From:  Andrew Morton <>
To:  David Miller <>
Subject:  Re: Announce: Linux-next (Or Andrew's dream :-))
Date:  Tue, 12 Feb 2008 17:46:45 -0800
Message-ID:  <>
Archive-link:  Article

On Tue, 12 Feb 2008 17:16:03 -0800 (PST) David Miller <> wrote:

> From: Andrew Morton <>
> Date: Tue, 12 Feb 2008 16:37:42 -0800
> > Well there's a case in point.  rcupdate.h is not a part of networking, and
> > it is random tree-wandering like this which causes me problems and which
> > will cause Stephen problems.
> > 
> > Now, I don't know which tree "owns" rcupdate.h but it ain't networking. 
> > Probably git-sched.
> > 
> > Nothing in networking depends upon that change (which has a typo in the
> > comment, btw) hence it can and should have gone through
> > whichever-tree-owns-that-file.
> > 
> > For Stephen's sake: please.
> At least thie time I did make sure that change got posted to
> linux-kernel and got properly reviewed by the de-facto maintainer
> (Paul McKenney). :-)

Ah, thanks for that - I'm behind in my lkml reading.  Again.

> I'll toss it.

While I was there I spotted a howling bug in rcu_assign_pointer(): a
double-touch of the second arg.  Nobody has done

	rcu_assign_pointer(p, something_with_side_effects);

before?  That would be surpising...

Paul has been informed ;)

> But how do I do that using GIT without rebasing and without
> having this ugly changeset and revert in there?

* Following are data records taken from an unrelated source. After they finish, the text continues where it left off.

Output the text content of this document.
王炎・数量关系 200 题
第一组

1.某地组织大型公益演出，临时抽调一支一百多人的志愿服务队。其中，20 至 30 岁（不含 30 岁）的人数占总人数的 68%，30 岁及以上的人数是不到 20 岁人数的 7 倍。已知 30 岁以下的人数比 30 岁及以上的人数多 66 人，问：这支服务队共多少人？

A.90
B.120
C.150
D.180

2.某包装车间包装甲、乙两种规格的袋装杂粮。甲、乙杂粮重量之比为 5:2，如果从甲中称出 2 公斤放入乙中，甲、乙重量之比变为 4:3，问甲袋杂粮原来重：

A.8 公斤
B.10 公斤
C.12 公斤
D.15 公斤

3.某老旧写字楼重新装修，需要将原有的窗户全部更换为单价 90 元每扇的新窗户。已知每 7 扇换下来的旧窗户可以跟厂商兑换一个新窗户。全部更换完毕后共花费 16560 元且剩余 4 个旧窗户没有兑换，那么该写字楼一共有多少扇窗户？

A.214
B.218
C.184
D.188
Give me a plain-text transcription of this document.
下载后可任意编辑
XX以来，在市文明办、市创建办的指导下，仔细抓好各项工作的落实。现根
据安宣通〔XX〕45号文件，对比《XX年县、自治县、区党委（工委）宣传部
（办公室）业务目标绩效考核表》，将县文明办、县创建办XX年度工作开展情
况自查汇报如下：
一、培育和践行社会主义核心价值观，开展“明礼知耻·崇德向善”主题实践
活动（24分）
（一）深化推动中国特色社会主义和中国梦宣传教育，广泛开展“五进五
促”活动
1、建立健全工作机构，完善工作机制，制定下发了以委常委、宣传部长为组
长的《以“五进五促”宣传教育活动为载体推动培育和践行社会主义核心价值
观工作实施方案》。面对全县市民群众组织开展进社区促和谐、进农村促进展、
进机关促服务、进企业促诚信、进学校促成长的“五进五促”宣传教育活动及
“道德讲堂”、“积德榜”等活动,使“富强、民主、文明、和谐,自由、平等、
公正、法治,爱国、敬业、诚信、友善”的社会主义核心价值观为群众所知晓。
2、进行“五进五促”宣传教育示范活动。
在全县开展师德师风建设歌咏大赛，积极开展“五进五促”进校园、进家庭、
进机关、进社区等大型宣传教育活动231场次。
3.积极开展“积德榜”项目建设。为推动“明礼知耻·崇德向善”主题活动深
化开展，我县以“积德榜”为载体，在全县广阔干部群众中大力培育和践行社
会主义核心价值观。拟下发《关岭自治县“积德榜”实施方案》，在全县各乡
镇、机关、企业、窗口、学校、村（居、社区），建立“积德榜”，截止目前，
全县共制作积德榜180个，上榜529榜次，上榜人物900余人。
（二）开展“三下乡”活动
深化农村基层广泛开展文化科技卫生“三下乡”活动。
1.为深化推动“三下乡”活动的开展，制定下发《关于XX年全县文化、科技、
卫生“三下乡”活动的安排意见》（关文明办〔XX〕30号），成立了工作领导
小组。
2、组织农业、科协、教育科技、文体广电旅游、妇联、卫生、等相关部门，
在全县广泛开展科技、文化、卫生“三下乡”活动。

Who, me?  umm, get git changed?  It seems pretty clear that it isn't
matching legitimate kernel development workflow.  And it is a tool's job to
do that, rather than forcing humans to change there practices.

> That's the thing I want answered, and although Al claims it does,
> git cherry-pick does not seem to do what I want either.